The preamble to the Announcement suggests another form of mitigation:

In connection with the modifications to the determination letter program described in this announcement, the Department of the Treasury (Treasury) and the IRS are considering ways to make it easier for plan sponsors to comply with the qualified plan document requirements. This may include, in appropriate circumstances, providing model amendments, not requiring certain plan provisions or amendments to be adopted if and for so long as they are not relevant to a particular plan (for example, because of the type of plan, employer, or benefits offered), or expanding plan sponsors’ options to document qualification requirements through incorporation by reference.

It is also possible that the IRS will from time to time open the determination letter process on a selective basis for discrete issues or law changes.

Steps like those would be somewhat useful but would not dissipate the cloud of uncertainty that would steadily gather over any long-lived plan.

One option for worried employers would be to switch from individually designed plans to pre- approved plans. Certainty about the form of the plan would thus be restored. The down side is that pre-approved plan documents are invariably extremely long and complex, as they offer numerous optional provisions and try to cover all contingencies, whether or not applicable to the provisions a particular employer actually selects. It is all but impossible for ordinary businessmen to find clear answers to questions by simply reading the document. Further, adopters may be lulled into a false sense of security that the pre-approved plan that they bought from a vendor requires no further understanding or action on their part. The result is an increased risk of operational mistakes.

Moreover, pre-approved plans are not available in all cases. There are no pre-approved multiemployer or governmental plans. The IRS recently began accepting applications for pre- approval of cash balance plans but has not yet approved any. It will not open the pre-approval program to employee stock ownership plans until 2017. And even when pre-approved plans exist, they often do not accommodate innovative plan designs or unusual circumstances.

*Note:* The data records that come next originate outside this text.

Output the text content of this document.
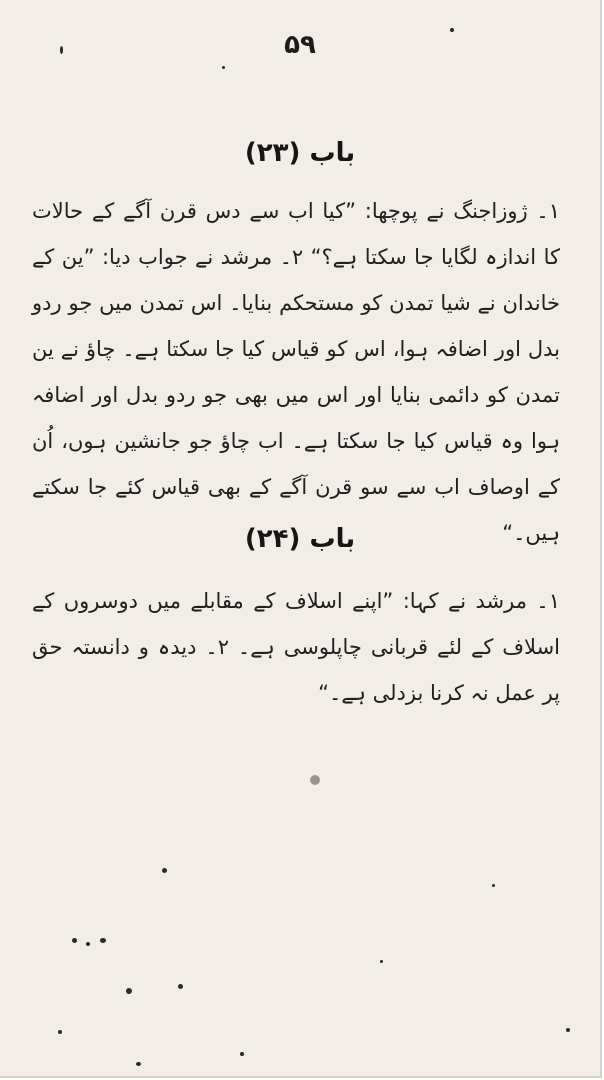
۵۹
باب (۲۳)
۱۔ ژوزاجنگ نے پوچھا: ”کیا اب سے دس قرن آگے کے حالات کا اندازہ لگایا جا سکتا ہے؟“ ۲۔ مرشد نے جواب دیا: ”ین کے خاندان نے شیا تمدن کو مستحکم بنایا۔ اس تمدن میں جو ردو بدل اور اضافہ ہوا، اس کو قیاس کیا جا سکتا ہے۔ چاؤ نے ین تمدن کو دائمی بنایا اور اس میں بھی جو ردو بدل اور اضافہ ہوا وہ قیاس کیا جا سکتا ہے۔ اب چاؤ جو جانشین ہوں، اُن کے اوصاف اب سے سو قرن آگے کے بھی قیاس کئے جا سکتے ہیں۔“
باب (۲۴)
۱۔ مرشد نے کہا: ”اپنے اسلاف کے مقابلے میں دوسروں کے اسلاف کے لئے قربانی چاپلوسی ہے۔ ۲۔ دیدہ و دانستہ حق پر عمل نہ کرنا بزدلی ہے۔“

Appeals to the IRS to retain the present system are virtually certain to get no hearing. IRS officials have declared that the agency simply lacks sufficient resources to continue to review and make determinations on all individually designed plans. Reducing the volume of determination letter applications by up to 80 or 90 percent is an attractive way to free personnel for higher priority tasks. It may be possible to reach a compromise, however. One option would be to let plans renew their determination letters following major events such as mergers, spinoffs, or significant changes in plan design, coupled with the less rigorous approach to minor or irrelevant defects suggested in the Announcement’s preamble.

The Announcement asks for comments, with a due date of October 1, 2015. Aside from suggestions for circumstances in which ongoing plans might be allowed to obtain new determination letters, specific issues for comment include possible changes to the remedial amendment period, guidance on conversions from individually designed to pre-approved plans, and revisions to EPCRS to accommodate the reduced availability of determination letters.